Jamuna et sa petite sœur Anmuna vivent seules à Katmandou. Quelques années auparavant,  leurs parents, de pauvres paysans de Maikot, village de montagne reculé, les ont confiées à un orphelinat où elles devaient recevoir une éducation. L’établissement en fait, maltraitait et exploitait les enfants. Les deux sœurs se sont échappées et installées dans la capitale népalaise. Jamuna travaille dur pour subvenir à leurs besoins et envoyer de l’argent à sa famille. A 21 ans, elle a décidé d’émigrer au Japon et d’y suivre des études. Pour financer ce projet, elle compte sur le yarsagumba. Elle ira une dernière fois à Maikot, avec Anmuna, pour retrouver son père, sa mère, ses deux sœurs restées là-bas. Elle leur dira adieu, même si c’est difficile.

Le réalisateur suit les jeunes filles dans un trajet interminable, de la ville surpeuplée aux chemins escarpés et déserts des montagnes, sous la pluie froide et glacée. Il entre avec elles dans la maison natale où on dort à même le sol, les accompagne aux champs puis à la rivière où on lave le linge. Plus tard, dans les prairies d’altitude où, à quatre pattes, tous cherchent le précieux champignon. Là-haut, au campement éphémère de tentes multicolores, on partage avec les autres cueilleurs de yarsagumba, un intermède festif ; la parole se libère devant des paysages à couper le souffle.

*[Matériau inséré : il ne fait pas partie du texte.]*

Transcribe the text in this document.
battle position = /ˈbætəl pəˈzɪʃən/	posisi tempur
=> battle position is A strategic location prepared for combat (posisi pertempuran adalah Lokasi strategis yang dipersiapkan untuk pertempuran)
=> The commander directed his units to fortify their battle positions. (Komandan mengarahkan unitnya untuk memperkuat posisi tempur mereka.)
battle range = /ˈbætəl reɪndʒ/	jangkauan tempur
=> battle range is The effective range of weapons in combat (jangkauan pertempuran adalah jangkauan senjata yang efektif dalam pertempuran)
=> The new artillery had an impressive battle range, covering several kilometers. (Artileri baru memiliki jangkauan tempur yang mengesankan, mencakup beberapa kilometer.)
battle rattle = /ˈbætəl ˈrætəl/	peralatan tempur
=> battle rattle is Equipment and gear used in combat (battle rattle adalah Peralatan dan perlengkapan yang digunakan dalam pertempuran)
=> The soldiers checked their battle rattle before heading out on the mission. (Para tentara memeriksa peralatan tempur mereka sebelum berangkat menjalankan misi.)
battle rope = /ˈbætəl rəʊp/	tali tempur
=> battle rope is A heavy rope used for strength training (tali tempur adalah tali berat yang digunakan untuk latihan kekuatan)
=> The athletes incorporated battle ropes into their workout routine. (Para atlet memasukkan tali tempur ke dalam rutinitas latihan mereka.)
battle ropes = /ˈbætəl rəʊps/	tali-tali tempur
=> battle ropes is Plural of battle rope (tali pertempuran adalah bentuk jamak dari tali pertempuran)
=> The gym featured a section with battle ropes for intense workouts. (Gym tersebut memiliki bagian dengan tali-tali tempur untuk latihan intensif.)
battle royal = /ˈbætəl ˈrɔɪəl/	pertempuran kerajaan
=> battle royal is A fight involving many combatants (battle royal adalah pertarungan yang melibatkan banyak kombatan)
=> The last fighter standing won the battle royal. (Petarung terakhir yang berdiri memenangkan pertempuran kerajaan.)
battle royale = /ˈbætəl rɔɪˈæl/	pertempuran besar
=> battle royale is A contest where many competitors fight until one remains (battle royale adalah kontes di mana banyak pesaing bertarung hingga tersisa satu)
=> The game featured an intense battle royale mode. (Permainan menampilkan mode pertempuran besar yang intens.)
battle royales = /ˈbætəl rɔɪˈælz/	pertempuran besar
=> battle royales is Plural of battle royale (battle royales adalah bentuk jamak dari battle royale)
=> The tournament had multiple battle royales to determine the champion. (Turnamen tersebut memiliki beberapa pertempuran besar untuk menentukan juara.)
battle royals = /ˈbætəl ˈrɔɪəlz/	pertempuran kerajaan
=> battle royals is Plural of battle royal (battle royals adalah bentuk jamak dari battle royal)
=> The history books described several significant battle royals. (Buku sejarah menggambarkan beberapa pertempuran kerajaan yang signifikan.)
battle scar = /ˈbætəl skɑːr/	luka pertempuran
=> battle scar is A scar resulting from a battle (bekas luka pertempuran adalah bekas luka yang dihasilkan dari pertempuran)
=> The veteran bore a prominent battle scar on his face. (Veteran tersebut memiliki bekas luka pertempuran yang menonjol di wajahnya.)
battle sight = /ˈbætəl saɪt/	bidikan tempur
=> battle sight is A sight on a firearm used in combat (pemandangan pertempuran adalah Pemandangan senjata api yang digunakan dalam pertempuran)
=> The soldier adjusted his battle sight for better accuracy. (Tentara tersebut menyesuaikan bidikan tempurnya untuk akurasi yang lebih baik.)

D’autres vies que la sienne

Tout au long du film, Alexander Murphy saisit les moments de complicité fusionnelle entre les sœurs, et se glisse dans l’intimité familiale. L’aînée est restée au foyer quand les deux cadettes sont parties. Mariée, enceinte, dépendante de son époux ; elle voit sa vie finie ; elle aussi pourtant a rêvé de faire des études. Les déchirures passées se devinent, les renoncements. La condition économique de ces castes très pauvres et celle des femmes, s’esquissent. La détermination de Jamuna n’en est que plus exemplaire.

La frontière entre documentaire et fiction s’estompe, on ne sait si les dialogues sont pré-écrits ou spontanés ; les protagonistes semblent ignorer la caméra, se livrant à nous avec une confiance stupéfiante.

Comme les sentiments, la lumière change sans cesse. Magnifique travail du chef op Vadim Alsayed, qui compose avec les couleurs éclatantes et les monochromes brumeux.

Le réalisateur franco-irlandais se coule avec aisance dans ces vies autres et semblables pour nous y inviter et s’y reconnaître.